China warns Britain interfering in Hong Kong will ‘backfire’
BEIJING: China warned Britain on Wednesday that interfering in Hong Kong will backfire, after the former colonial power vowed to give sanctuary to locals who may flee the city if a controversial security law is passed. The United States and Britain have enraged Beijing with their criticism of planned national security legislation that critics fear would destroy the semi-autonomous city´s limited freedoms. British Foreign Secretary Dominic Raab has further angered Beijing by suggesting that it had time to “reconsider” the plan, which could soon be enacted after the proposal was endorsed by China´s rubber-stamp parliament last week. Prime Minister Boris Johnson, meanwhile, said London would not “walk away” from Hong Kongers worried by Beijing´s control over the international business hub. Johnson wrote in a column for The Times newspaper and the South China Morning Post that he would offer millions of Hong Kongers visas and a possible route to UK citizenship if China persists with its national security law.

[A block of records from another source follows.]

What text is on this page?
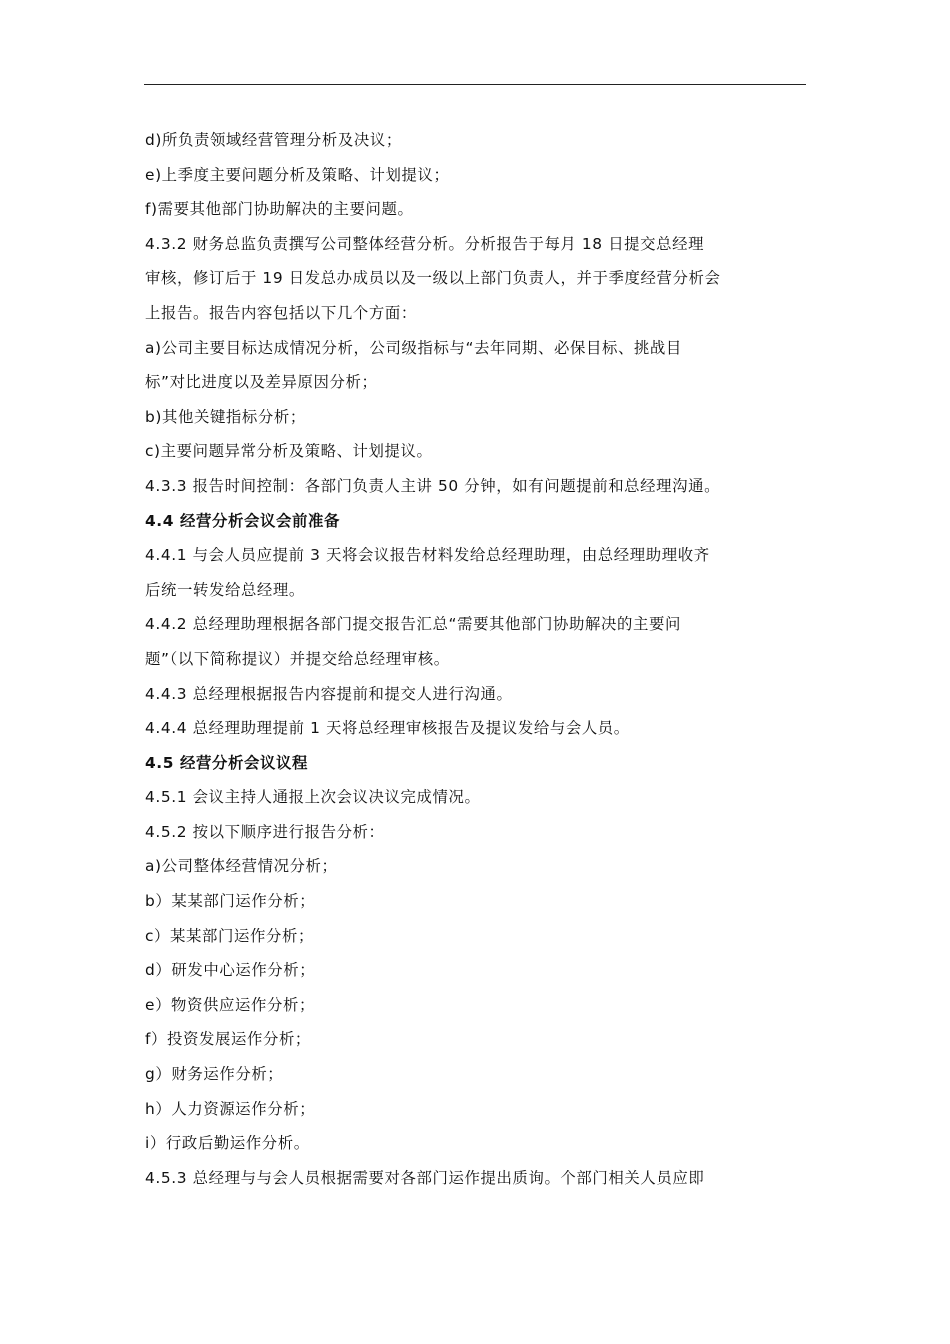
d)所负责领域经营管理分析及决议；
e)上季度主要问题分析及策略、计划提议；
f)需要其他部门协助解决的主要问题。
4.3.2 财务总监负责撰写公司整体经营分析。分析报告于每月 18 日提交总经理
审核，修订后于 19 日发总办成员以及一级以上部门负责人，并于季度经营分析会
上报告。报告内容包括以下几个方面：
a)公司主要目标达成情况分析，公司级指标与“去年同期、必保目标、挑战目
标”对比进度以及差异原因分析；
b)其他关键指标分析；
c)主要问题异常分析及策略、计划提议。
4.3.3 报告时间控制：各部门负责人主讲 50 分钟，如有问题提前和总经理沟通。
4.4 经营分析会议会前准备
4.4.1 与会人员应提前 3 天将会议报告材料发给总经理助理，由总经理助理收齐
后统一转发给总经理。
4.4.2 总经理助理根据各部门提交报告汇总“需要其他部门协助解决的主要问
题”（以下简称提议）并提交给总经理审核。
4.4.3 总经理根据报告内容提前和提交人进行沟通。
4.4.4 总经理助理提前 1 天将总经理审核报告及提议发给与会人员。
4.5 经营分析会议议程
4.5.1 会议主持人通报上次会议决议完成情况。
4.5.2 按以下顺序进行报告分析：
a)公司整体经营情况分析；
b）某某部门运作分析；
c）某某部门运作分析；
d）研发中心运作分析；
e）物资供应运作分析；
f）投资发展运作分析；
g）财务运作分析；
h）人力资源运作分析；
i）行政后勤运作分析。
4.5.3 总经理与与会人员根据需要对各部门运作提出质询。个部门相关人员应即
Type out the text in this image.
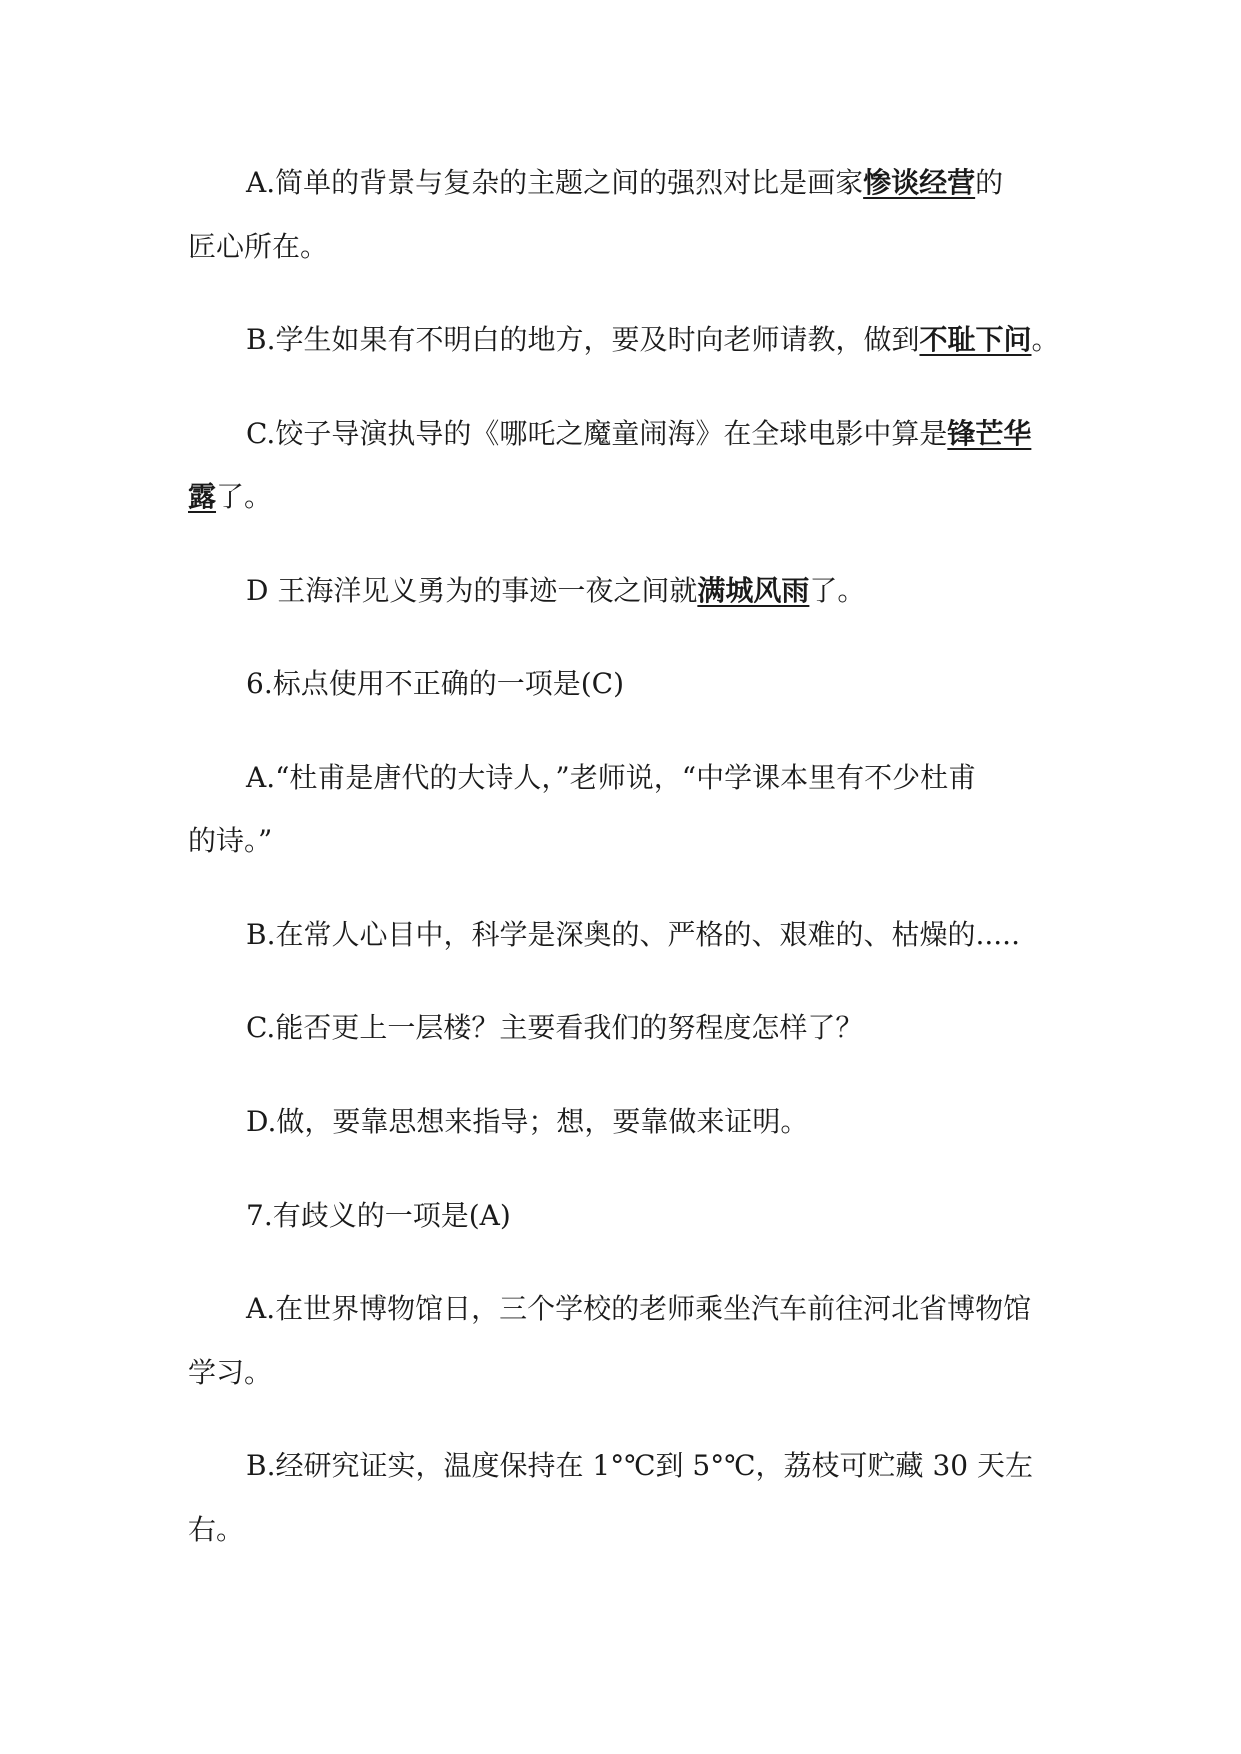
A.简单的背景与复杂的主题之间的强烈对比是画家惨谈经营的
匠心所在。
B.学生如果有不明白的地方，要及时向老师请教，做到不耻下问。
C.饺子导演执导的《哪吒之魔童闹海》在全球电影中算是锋芒华
露了。
D 王海洋见义勇为的事迹一夜之间就满城风雨了。
6.标点使用不正确的一项是(C)
A.“杜甫是唐代的大诗人，”老师说，“中学课本里有不少杜甫
的诗。”
B.在常人心目中，科学是深奥的、严格的、艰难的、枯燥的.....
C.能否更上一层楼？主要看我们的努程度怎样了？
D.做，要靠思想来指导；想，要靠做来证明。
7.有歧义的一项是(A)
A.在世界博物馆日，三个学校的老师乘坐汽车前往河北省博物馆
学习。
B.经研究证实，温度保持在 1°℃到 5°℃，荔枝可贮藏 30 天左
右。
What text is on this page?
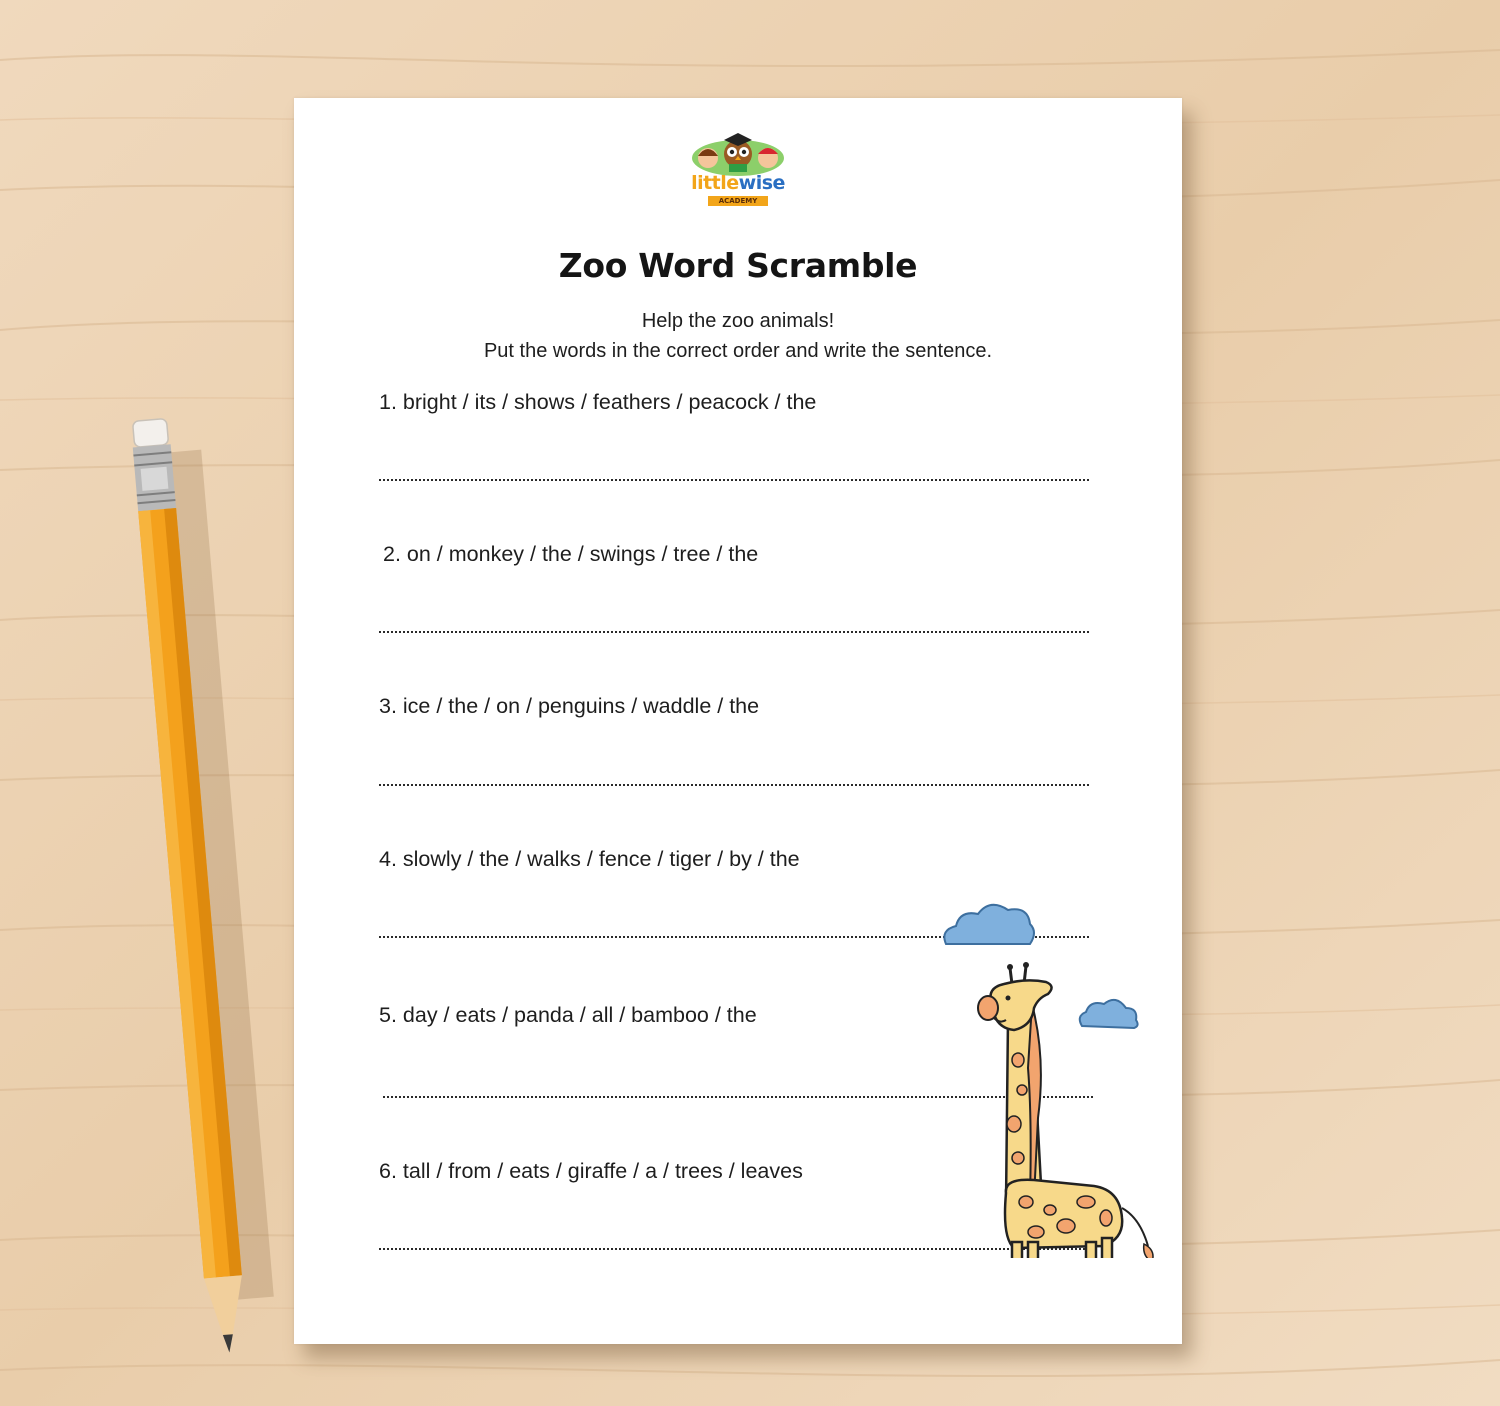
littlewise
ACADEMY
Zoo Word Scramble
Help the zoo animals!
Put the words in the correct order and write the sentence.
1. bright / its / shows / feathers / peacock / the
2. on / monkey / the / swings / tree / the
3. ice / the / on / penguins / waddle / the
4. slowly / the / walks / fence / tiger / by / the
5. day / eats / panda / all / bamboo / the
6. tall / from / eats / giraffe / a / trees / leaves
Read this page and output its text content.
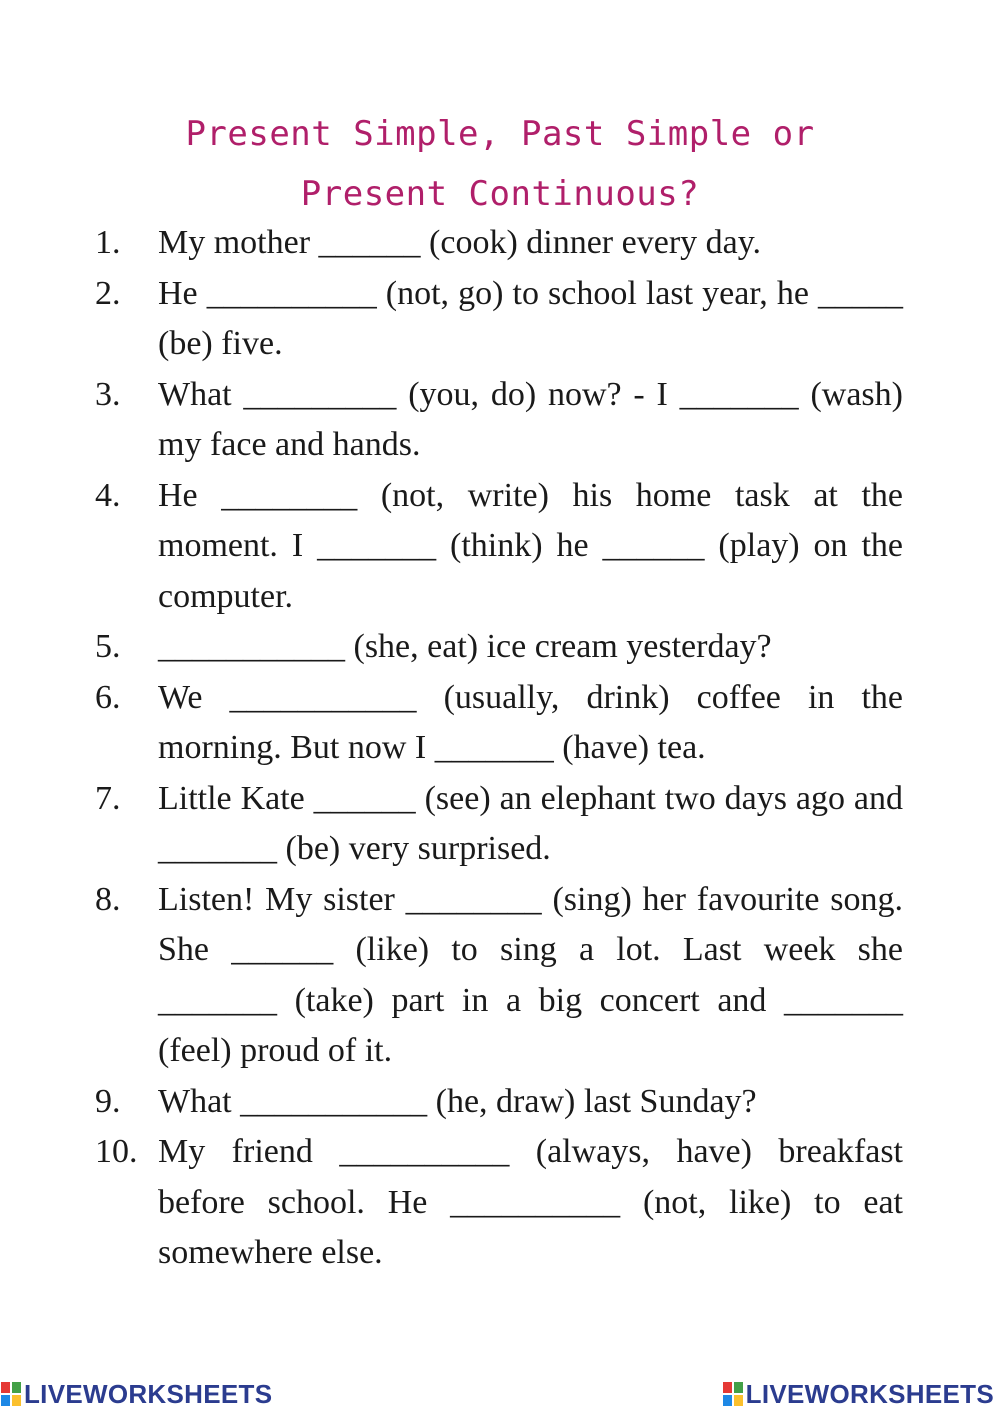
Present Simple, Past Simple or
Present Continuous?
1. My mother ______ (cook) dinner every day.
2. He __________ (not, go) to school last year, he _____ (be) five.
3. What _________ (you, do) now? - I _______ (wash) my face and hands.
4. He ________ (not, write) his home task at the moment. I _______ (think) he ______ (play) on the computer.
5. ___________ (she, eat) ice cream yesterday?
6. We ___________ (usually, drink) coffee in the morning. But now I _______ (have) tea.
7. Little Kate ______ (see) an elephant two days ago and _______ (be) very surprised.
8. Listen! My sister ________ (sing) her favourite song. She ______ (like) to sing a lot. Last week she _______ (take) part in a big concert and _______ (feel) proud of it.
9. What ___________ (he, draw) last Sunday?
10. My friend __________ (always, have) breakfast before school. He __________ (not, like) to eat somewhere else.
LIVEWORKSHEETS	LIVEWORKSHEETS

Chinese foreign ministry spokesman Zhao Lijian said Beijing had lodged “serious representations” with London over Raab´s remarks, which “grossly interfered” in Hong Kong´s affairs. “We advise the UK to step back from the brink, abandon their Cold War mentality and colonial mindset, and recognise and respect the fact that Hong Kong has returned” to China, Zhao said at a regular briefing. Zhao said London must “immediately stop interfering in Hong Kong´s affairs and China´s internal affairs, or this will definitely backfire.
Hong Kong has been rocked by months of huge and often violent pro-democracy protests over the past year. In response Beijing has announced plans to introduce a sweeping national security law covering secession, subversion of state power, terrorism and foreign interference. China says the law — which will bypass Hong Kong´s legislature — is needed to tackle “terrorism” and “separatism” in a restless city it now regards as a direct national security threat. But opponents, including many Western nations, fear it will bring mainland-style political oppression to a business hub that was supposedly guaranteed freedoms and autonomy for 50 years after its 1997 handover to China from Britain. In parliament on Tuesday, Raab said he had reached out to Australia, New Zealand, the United States and Canada about contingency plans if the law creates a deluge of Hong Kongers looking to leave. “I raised it on the Five Eyes call yesterday — the possibility of burden sharing if we see a mass exodus from Hong Kong,” Raab told lawmakers, referencing the intelligence-sharing alliance between the five powers.